Tout ça pour cela… Alors que les chancelleries font des contorsions surréalistes et se livrent à d’interminables parties de ping-pong diplomatique pour donner du temps à l’armée israélienne et faire diversion, le constat d’un échec sur toute la ligne de l’opération militaire pointe à l’horizon. Le seul bilan dont peut s’enorgueillir Tsahal est celui, peu flatteur, de la destruction dantesque du voisin libanais. Son seul fait d’armes probant se résume à de nombreux carnages de civils (828 victimes et 3200 blessés à cette heure). Comme l’ont reconnu les généraux israéliens, cette opération était en préparation depuis plus d’une année et il ne manquait plus qu’un prétexte pour la mettre en application. Un an donc de préparation pour un fiasco. On peut désormais se demander ce qui est passé par la tête de ces faucons et de ces durs du gouvernement israélien en engageant une pareille opération au vu du résultat. Le but avoué, celui de la liquidation du Hezbollah et de la récupération des soldats enlevés, est d’une telle absurdité stratégique qu’il faut sans doute regarder un peu plus loin que les bout des canons dans cette campagne militaire contre-productive et meurtrière.

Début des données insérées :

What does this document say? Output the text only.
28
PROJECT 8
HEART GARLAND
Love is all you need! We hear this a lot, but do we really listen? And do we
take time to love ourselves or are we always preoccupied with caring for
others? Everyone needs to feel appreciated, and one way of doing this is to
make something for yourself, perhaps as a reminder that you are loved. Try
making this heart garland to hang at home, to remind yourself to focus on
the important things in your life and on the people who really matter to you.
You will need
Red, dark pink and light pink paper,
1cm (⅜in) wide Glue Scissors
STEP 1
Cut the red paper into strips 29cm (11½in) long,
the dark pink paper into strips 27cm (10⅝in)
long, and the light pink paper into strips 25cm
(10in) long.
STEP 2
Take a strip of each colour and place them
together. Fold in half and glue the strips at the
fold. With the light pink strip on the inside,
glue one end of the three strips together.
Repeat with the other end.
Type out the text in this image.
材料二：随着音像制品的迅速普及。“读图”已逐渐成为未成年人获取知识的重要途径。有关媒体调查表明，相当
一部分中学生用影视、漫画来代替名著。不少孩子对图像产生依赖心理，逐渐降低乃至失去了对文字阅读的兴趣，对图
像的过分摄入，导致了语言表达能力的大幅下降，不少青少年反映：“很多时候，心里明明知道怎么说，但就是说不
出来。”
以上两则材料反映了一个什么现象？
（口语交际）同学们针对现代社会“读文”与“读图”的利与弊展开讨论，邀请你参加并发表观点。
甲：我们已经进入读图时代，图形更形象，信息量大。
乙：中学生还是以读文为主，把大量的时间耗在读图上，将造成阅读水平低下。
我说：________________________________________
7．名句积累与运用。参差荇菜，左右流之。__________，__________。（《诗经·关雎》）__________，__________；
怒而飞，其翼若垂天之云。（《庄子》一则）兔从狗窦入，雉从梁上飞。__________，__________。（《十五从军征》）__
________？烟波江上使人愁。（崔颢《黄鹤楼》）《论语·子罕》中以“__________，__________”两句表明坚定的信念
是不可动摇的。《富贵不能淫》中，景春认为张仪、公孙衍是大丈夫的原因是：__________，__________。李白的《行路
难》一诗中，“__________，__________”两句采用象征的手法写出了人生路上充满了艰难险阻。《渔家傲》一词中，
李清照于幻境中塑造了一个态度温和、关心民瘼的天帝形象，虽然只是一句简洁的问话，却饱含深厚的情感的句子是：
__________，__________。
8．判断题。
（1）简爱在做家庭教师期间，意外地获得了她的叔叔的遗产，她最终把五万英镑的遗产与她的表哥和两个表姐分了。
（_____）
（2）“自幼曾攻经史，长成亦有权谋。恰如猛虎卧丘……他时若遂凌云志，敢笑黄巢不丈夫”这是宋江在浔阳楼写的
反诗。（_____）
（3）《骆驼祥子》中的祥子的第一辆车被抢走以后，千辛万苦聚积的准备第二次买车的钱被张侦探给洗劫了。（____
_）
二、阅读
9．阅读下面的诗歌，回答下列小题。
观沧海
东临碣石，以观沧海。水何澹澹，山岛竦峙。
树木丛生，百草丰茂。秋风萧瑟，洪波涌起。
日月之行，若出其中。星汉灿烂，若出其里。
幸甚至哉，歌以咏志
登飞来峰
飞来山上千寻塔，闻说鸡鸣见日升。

La piteuse percée de l’armée israélienne au Liban et les pertes subies par ses unités d’élite donnent une bonne indication de la faillite des différents services qui ont concocté ce plan bancal. Un signe. Habituée sans doute à passer ses nerfs comme bon lui semble dans les Territoires occupés en semant la mort et la zizanie face à des adversaires miteux et armés de pétoires, l’armée d’Ehud Olmert a sans doute déjà oublié que c’est cette même milice du Hezbollah qui lui avait tenu tête lors de l’occupation du Liban dans les années 80, l’obligeant à plier bagages in fine. Les deux adversaires se connaissent donc bien et, à la suprématie technologique et militaire de l’un, l’autre a toujours répondu par la détermination, la mobilité et la connaissance du terrain. Tsahal a sans doute mal analysé le phénomène du Hezbollah qui n’est pas seulement une milice armée par la Syrie et l’Iran mais une émanation du peuple libanais avec des ramifications profondes dans la société civile
Vouloir éradiquer ce parti islamiste démocratiquement intégré à la vie politique est d’une totale incongruité politique. C’est une erreur d’appréciation sans doute due au fait que les stratèges imaginaient le Liban mûr pour un éclatement après le choc de l’attentat contre Hariri et le départ des Syriens proches du Hezbollah. Bien que composé d’une multitude de communautés aux intérêts divergents, le pays du Cèdre n’a pas cédé à la tentation fratricide en restant une nation au sens noble du terme. L’heure est toujours à l’unité nationale et à la résistance face à un ennemi, encore plus si ce dernier semble bénéficier de tous les droits et surtout celui d’oublier les conventions internationales en matière de protection des civils. Il faut dire aussi que les destructions massives d’infrastructures ajoutées aux atermoiements scandaleux de l’administration Bush dans ce dossier n’ont pas vraiment convaincus les Libanais de la sincérité de la démarche punitive d’Israël. Difficile de garder son calme et d’accuser le seul Hezbollah du chaos ambiant quand chaque jour, de nouvelles destructions laminent un peu plus le pays sans réellement inquiéter la milice (lien).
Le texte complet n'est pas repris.